Europa se destruyó a sí misma en la primera mitad del siglo XX. Fue un suicidio buscado, concienzudo y apocalíptico en sus efectos. En términos clínicos, Europa ha permanecido bajo vigilancia exterior en cuidados intensivos durante ochenta años. La sedación impuesta por los dos imperios ocupantes le ha otorgado un largo, plácido y excepcional periodo de paz y bienestar, lo que produce desorientación al despertar de la terapia del sueño. Europa, decimos, para definir un mercado común, una agregación de naciones de distinto peso e identidad que nunca se llevaron bien entre sí desde que hay memoria, y una burocracia descomunal que mantiene hilvanadas las innumerables piezas del tinglado. Convertir este laborioso constructo en una entidad soberana es un problema cuya dificultad no se le oculta a nadie. No hay referentes históricos que sean comunes a las naciones asociadas, ni una ideología compartida, ni un liderazgo reconocible y aceptado. Para enredarlo más, vuelven a estar presentes en la cancha política las fuerzas divisorias que impulsaron la destrucción de Europa hace un siglo, esta vez apoyadas al unísono por Washington y Moscú.

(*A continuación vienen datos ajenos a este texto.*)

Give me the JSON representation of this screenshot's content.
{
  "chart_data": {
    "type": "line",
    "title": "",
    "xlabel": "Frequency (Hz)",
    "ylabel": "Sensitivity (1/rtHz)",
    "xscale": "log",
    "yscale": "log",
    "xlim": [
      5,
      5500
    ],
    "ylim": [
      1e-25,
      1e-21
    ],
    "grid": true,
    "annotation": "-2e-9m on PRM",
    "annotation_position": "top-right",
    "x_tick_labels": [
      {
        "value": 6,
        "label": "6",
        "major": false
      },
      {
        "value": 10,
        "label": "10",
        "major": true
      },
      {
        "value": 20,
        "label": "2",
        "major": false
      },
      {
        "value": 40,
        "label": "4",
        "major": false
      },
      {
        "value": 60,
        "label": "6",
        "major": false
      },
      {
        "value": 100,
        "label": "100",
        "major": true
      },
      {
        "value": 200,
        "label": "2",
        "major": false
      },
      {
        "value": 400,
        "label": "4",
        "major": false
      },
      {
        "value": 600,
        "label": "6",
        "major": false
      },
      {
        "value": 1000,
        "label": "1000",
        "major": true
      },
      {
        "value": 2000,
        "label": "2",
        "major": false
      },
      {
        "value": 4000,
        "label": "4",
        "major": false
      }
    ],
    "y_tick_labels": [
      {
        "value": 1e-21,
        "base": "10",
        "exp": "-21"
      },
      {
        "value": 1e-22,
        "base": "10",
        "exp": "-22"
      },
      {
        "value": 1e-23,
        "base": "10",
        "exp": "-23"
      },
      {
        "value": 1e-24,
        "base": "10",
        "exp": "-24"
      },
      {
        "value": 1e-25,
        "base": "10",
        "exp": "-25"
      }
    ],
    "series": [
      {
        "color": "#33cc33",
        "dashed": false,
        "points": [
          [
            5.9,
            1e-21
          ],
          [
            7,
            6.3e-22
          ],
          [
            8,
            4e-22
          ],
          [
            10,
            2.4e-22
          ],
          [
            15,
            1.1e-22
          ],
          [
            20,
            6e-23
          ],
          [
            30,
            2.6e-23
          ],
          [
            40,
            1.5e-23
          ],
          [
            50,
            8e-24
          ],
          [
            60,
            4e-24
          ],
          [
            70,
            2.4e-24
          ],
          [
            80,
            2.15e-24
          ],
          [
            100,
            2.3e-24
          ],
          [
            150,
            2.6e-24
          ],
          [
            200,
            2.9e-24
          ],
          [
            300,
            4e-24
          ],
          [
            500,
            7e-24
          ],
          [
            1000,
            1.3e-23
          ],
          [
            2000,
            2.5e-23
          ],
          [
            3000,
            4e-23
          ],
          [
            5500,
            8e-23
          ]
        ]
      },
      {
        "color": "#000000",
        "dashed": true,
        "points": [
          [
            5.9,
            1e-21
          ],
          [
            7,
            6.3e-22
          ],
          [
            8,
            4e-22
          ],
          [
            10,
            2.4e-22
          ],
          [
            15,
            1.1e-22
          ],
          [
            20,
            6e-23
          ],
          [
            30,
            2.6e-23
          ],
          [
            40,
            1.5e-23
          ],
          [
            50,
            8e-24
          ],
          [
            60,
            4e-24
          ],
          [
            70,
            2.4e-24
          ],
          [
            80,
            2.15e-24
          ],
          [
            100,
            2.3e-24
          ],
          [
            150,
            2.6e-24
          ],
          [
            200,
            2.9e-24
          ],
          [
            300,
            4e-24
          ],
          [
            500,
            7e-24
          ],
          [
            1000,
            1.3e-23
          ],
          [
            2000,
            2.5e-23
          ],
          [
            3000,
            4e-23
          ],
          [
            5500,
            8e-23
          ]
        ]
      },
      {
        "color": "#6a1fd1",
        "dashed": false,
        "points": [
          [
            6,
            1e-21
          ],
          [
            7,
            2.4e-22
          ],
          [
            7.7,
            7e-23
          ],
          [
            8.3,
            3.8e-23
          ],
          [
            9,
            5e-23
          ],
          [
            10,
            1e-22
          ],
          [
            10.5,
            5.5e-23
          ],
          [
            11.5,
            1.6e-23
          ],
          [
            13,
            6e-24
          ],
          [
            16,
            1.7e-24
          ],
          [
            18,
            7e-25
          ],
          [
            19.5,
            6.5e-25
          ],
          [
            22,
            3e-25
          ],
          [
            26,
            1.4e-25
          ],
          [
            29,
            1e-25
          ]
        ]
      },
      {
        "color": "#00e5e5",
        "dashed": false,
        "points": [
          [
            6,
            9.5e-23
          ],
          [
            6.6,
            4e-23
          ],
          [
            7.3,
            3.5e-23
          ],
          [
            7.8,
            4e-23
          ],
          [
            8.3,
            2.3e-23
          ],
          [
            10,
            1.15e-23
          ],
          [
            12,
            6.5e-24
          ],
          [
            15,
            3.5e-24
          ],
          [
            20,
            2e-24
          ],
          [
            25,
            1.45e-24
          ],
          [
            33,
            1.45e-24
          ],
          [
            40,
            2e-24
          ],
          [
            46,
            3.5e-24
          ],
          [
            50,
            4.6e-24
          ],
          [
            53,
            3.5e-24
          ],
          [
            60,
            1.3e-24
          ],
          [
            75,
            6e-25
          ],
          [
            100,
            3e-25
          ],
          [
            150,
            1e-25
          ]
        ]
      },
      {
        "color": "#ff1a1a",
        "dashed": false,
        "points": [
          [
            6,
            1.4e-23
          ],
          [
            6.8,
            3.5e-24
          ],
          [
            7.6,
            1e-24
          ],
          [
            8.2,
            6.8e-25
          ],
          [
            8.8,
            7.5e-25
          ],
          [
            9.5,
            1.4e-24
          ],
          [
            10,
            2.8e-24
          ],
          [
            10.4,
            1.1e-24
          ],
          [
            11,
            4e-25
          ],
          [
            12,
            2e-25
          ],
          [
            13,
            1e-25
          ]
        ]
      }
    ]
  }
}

La iniciativa unificadora que está ahora mismo sobre la mesa es la consecución de una defensa común europea. La guerra tiene la virtud de simplificar los argumentos y concentrar el debate. La industria militar aparece como la columna vertebral del despegue económico y político en los celebrados informes Draghi y Letta, alrededor de lo cual podría decirse que hay un cierto consenso aunque no se formule en voz muy alta porque una defensa común necesita un enemigo común y no es fácil encontrarlo. Don Putin parecía un buen candidato para este rol pero ¿qué hacer si el presunto aliado es don Trump? ¿Necesitamos una fuerza militar europea para liberar Ucrania o para defender Groenlandia? ¿En cuántos frentes estamos en guerra?

Oigaa ¿es ahí el enemigoo? Es que nos ha despertado de la siesta un zambombazo y no sabemos hacia dónde disparar.